A large sycamore tree grows out of the centre of a flight of stone steps. Known locally as the 'Cross Tree', it is thought that this grows on the site of a preaching cross, when the cross was broken and removed to the churchyard the sycamore was planted in its place

Ormside Hall, a seventeenth century house which stands by the church, now serves as a working farm. The building incoporates a fourteenth or fifteenth century pele tower which once guarded the ford across the River Eden at the village.

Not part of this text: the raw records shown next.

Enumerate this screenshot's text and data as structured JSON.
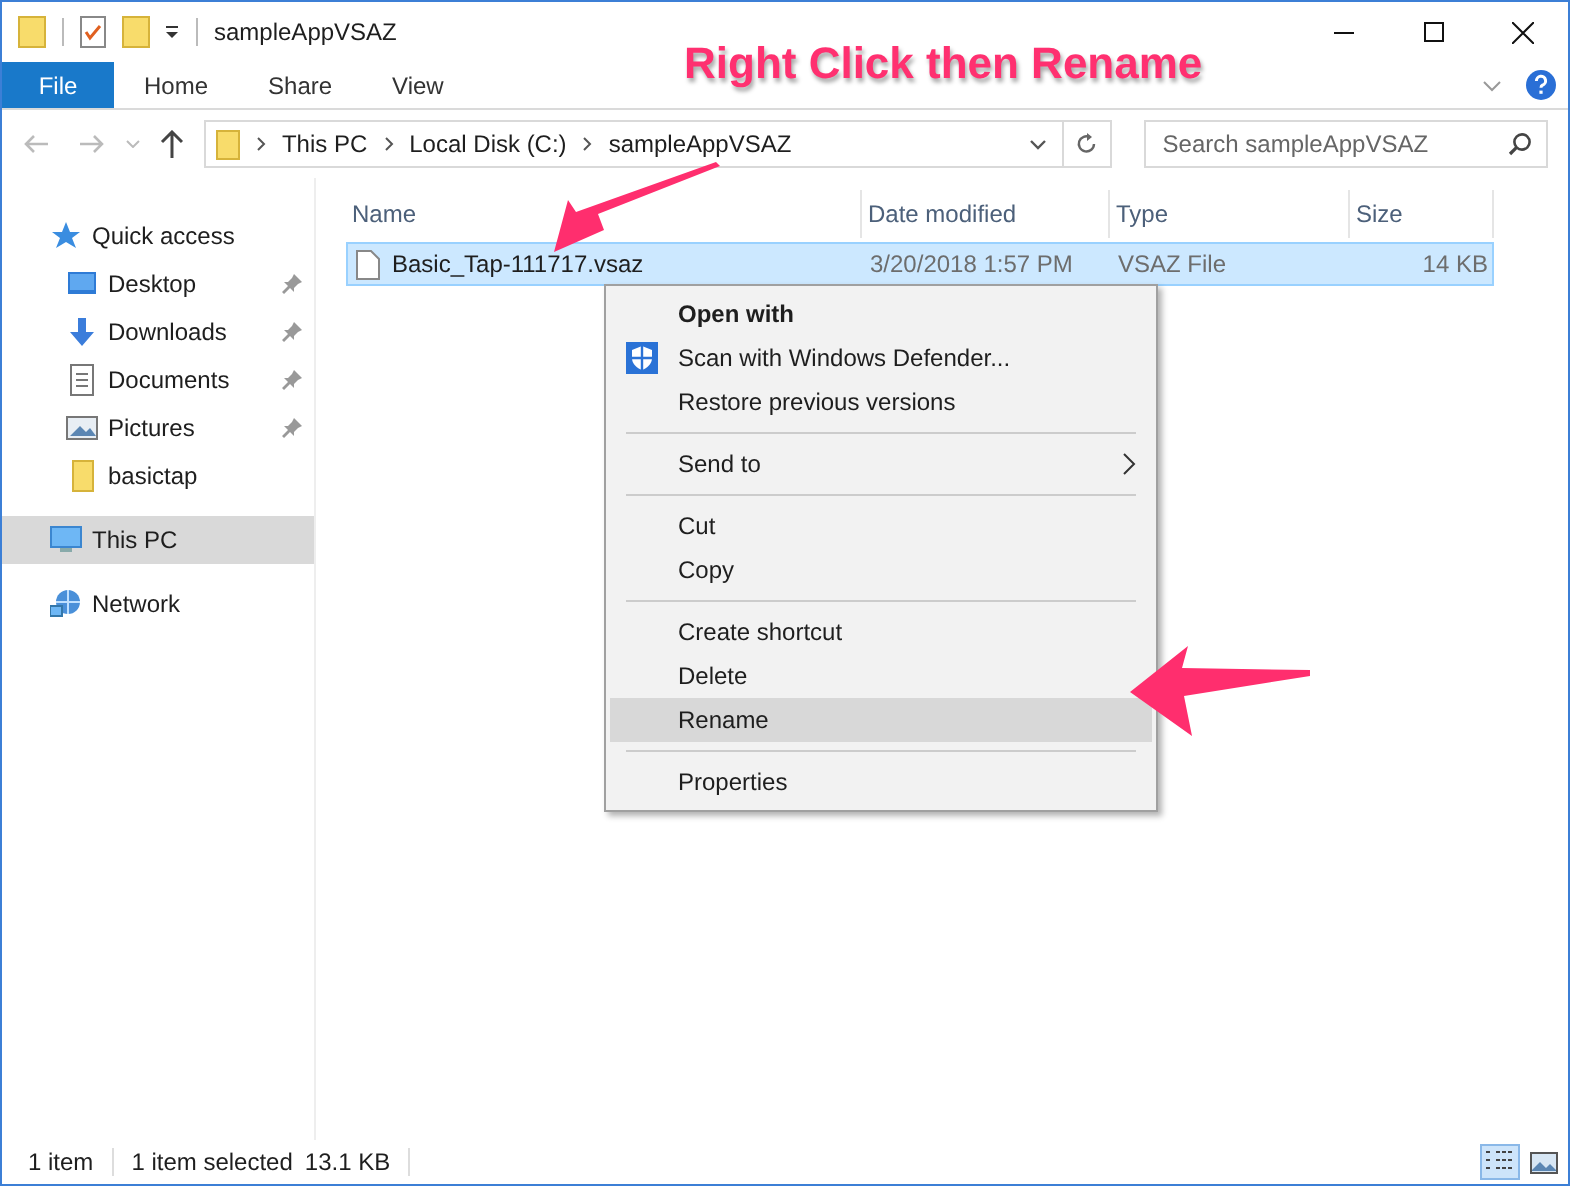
{
  "window": {
    "title": "sampleAppVSAZ"
  },
  "ribbon_tabs": [
    {
      "label": "File",
      "selected": true
    },
    {
      "label": "Home",
      "selected": false
    },
    {
      "label": "Share",
      "selected": false
    },
    {
      "label": "View",
      "selected": false
    }
  ],
  "address_bar": {
    "crumbs": [
      "This PC",
      "Local Disk (C:)",
      "sampleAppVSAZ"
    ]
  },
  "search": {
    "placeholder": "Search sampleAppVSAZ"
  },
  "annotation": {
    "title": "Right Click then Rename"
  },
  "sidebar": {
    "items": [
      {
        "label": "Quick access",
        "selected": false,
        "children": [
          {
            "label": "Desktop",
            "selected": false,
            "pinned": true
          },
          {
            "label": "Downloads",
            "selected": false,
            "pinned": true
          },
          {
            "label": "Documents",
            "selected": false,
            "pinned": true
          },
          {
            "label": "Pictures",
            "selected": false,
            "pinned": true
          },
          {
            "label": "basictap",
            "selected": false,
            "pinned": false
          }
        ]
      },
      {
        "label": "This PC",
        "selected": true
      },
      {
        "label": "Network",
        "selected": false
      }
    ]
  },
  "table": {
    "columns": [
      "Name",
      "Date modified",
      "Type",
      "Size"
    ],
    "rows": [
      {
        "name": "Basic_Tap-111717.vsaz",
        "date": "3/20/2018 1:57 PM",
        "type": "VSAZ File",
        "size": "14 KB",
        "selected": true
      }
    ]
  },
  "context_menu": [
    {
      "kind": "item",
      "label": "Open with",
      "bold": true,
      "selected": false
    },
    {
      "kind": "item",
      "label": "Scan with Windows Defender...",
      "bold": false,
      "selected": false,
      "shield": true
    },
    {
      "kind": "item",
      "label": "Restore previous versions",
      "bold": false,
      "selected": false
    },
    {
      "kind": "separator"
    },
    {
      "kind": "submenu",
      "label": "Send to",
      "bold": false,
      "selected": false
    },
    {
      "kind": "separator"
    },
    {
      "kind": "item",
      "label": "Cut",
      "bold": false,
      "selected": false
    },
    {
      "kind": "item",
      "label": "Copy",
      "bold": false,
      "selected": false
    },
    {
      "kind": "separator"
    },
    {
      "kind": "item",
      "label": "Create shortcut",
      "bold": false,
      "selected": false
    },
    {
      "kind": "item",
      "label": "Delete",
      "bold": false,
      "selected": false
    },
    {
      "kind": "item",
      "label": "Rename",
      "bold": false,
      "selected": true
    },
    {
      "kind": "separator"
    },
    {
      "kind": "item",
      "label": "Properties",
      "bold": false,
      "selected": false
    }
  ],
  "status_bar": {
    "count": "1 item",
    "selection": "1 item selected",
    "size": "13.1 KB"
  }
}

The hall was once seat of the Barton family, in 1406 it is recorded that a John de Barton and his wife Alice "made a settlement of the manor". The Barton family sold the manor during the reign Queen Elizabeth I (1558-1603), to Sir Christopher Pickering, of the Pickering family of Crosby Ravensworth. When Sir Christopher died in 1620 it passed to Cyprian Hilton, who died in 1652. Generations of the Hilton family lived here for over 100 years from 1620.

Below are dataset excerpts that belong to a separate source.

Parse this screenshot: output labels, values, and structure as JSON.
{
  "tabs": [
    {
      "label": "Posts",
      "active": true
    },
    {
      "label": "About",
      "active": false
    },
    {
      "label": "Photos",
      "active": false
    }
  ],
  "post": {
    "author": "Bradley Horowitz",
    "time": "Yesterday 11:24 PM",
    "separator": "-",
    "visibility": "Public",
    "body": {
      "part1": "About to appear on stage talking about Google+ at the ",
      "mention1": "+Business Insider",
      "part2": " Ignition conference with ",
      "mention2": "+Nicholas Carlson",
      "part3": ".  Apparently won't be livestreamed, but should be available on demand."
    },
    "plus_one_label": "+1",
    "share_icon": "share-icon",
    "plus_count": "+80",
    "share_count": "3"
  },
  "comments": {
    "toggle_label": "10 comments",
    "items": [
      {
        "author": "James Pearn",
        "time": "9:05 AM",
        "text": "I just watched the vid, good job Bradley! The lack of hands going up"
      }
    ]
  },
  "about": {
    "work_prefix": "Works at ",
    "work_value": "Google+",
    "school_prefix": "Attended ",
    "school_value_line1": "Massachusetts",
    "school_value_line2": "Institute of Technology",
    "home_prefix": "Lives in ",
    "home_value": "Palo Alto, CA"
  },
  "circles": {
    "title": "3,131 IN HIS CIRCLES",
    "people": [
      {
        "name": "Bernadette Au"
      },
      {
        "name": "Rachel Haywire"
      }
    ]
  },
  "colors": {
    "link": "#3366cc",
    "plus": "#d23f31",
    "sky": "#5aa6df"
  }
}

The nearby ten arched Ormside Viaduct, built between 1870 and 1875, carries the Settle to Carlisle Railway across the River Eden. The nearest railway station is Appleby-in-Westmorland.


The Ormside Bowl

The Ormside Bowl is an Anglo-Saxon double-bowl in gilded silver and bronze, with glass, it is perhaps Northumbrian, dating from the mid eigth century which was found in 1823, possibly buried next to a Viking warrior in Great Ormside, though the circumstances of the find were not well recorded. If so, the bowl was probably looted from York by the warrior before being buried with him on his death. The bowl is one of the finest pieces of Anglo-Saxon silverwork found in England.

Ormside Bowl

The bowl was found buried in 1823 in what is now St James' Churchyard in Great Ormside and donated to the Yorkshire Museum. In 1898 the burial of a Viking warrior was found in the same churchyard. This burial, including a sword, is now in the Tullie House Museum and Art Gallery in Carlisle where it forms an important part of their early medieval collection.